Oristano, Sartiglia nera per due cavalli della giostra equestre: uno è morto, l’altro è rimasto ferito dopo una caduta.
Lav Cagliari: “L’animale si sarebbe agitato dopo l’esplosione di alcuni petardi”.
È crollata a terra, ha agitato le zampe per qualche istante e poi lunghi respiri per terminare con quello che ha decretato la sua morte: è deceduta così Hurrimera, purosangue inglese, si è accasciata sulla sabbia, stroncata da un infarto.
“Le immagini della diretta hanno mostrato tutti i cavalli in condizioni di estremo stress ed agitazione, cause che potrebbero avere contribuito alla morte oggi del cavallo addirittura prima della corsa, prima della pariglia” spiega Lav.
“Anche quest’anno dopo le polemiche che hanno vanificato l’ introduzione del caschetto e di protezioni, per i cavalieri., si registra la morte di un animale.

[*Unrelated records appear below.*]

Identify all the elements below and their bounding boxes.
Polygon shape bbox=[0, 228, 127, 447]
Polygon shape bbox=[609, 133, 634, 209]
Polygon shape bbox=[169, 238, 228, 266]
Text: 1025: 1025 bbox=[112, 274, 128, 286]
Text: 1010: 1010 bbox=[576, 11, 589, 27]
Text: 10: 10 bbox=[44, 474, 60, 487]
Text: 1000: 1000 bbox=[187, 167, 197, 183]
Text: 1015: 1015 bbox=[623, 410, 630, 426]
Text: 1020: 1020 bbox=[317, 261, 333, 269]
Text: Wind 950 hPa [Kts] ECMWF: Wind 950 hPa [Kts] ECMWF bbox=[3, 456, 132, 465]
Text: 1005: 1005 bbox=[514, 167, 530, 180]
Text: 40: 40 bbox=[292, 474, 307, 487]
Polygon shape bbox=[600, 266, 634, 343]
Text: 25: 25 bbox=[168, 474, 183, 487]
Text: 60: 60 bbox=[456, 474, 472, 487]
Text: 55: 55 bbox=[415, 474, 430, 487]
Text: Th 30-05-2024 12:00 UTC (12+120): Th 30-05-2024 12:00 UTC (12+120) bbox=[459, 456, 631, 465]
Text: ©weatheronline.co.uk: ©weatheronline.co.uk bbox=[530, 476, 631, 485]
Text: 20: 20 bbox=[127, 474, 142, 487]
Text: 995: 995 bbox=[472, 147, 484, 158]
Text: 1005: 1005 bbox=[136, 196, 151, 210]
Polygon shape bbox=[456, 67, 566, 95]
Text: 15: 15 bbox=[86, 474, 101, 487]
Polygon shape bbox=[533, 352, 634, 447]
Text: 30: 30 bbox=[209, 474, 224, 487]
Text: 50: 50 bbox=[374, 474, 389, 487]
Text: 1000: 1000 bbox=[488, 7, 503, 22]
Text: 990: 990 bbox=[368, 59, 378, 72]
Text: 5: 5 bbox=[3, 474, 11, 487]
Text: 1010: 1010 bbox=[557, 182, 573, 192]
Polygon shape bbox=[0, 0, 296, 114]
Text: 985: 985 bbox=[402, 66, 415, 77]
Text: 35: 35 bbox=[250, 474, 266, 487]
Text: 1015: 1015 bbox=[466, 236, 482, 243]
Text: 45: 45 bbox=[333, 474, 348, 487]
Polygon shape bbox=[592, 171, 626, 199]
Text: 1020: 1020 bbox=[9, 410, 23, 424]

Giostre e pariglie, in questi eventi storici e tradizionali i cavalli sono sfruttati e spinti contro ed oltre i loro limiti fisici e psicologici con la coercizione. Gli incidenti vengono minimizzati o taciuti con gli animali feriti portati via dalla pista lontano da occhi indiscreti per essere molto spesso abbattuti. Animali molto sensibili, costretti in mezzo alla folla, tra urla, rumori, scoppi e confusione senza potersi riparare o nascondere capita che siano stroncati dalla paura come Hurrimera”.
Ogni anno gli animalisti mettono in evidenza come questi eventi siano potenzialmente pericolosi per gli animali.
“Basta con queste manifestazioni anacronistiche fondate sul dominio dell’ uomo su un’ altra specie, come la Sartiglia in cui i cavalli , esseri viventi senzienti sono esibiti e costretti a comportamenti contrari alla loro natura, utilizzati come macchine anche a prezzo della loro vita”.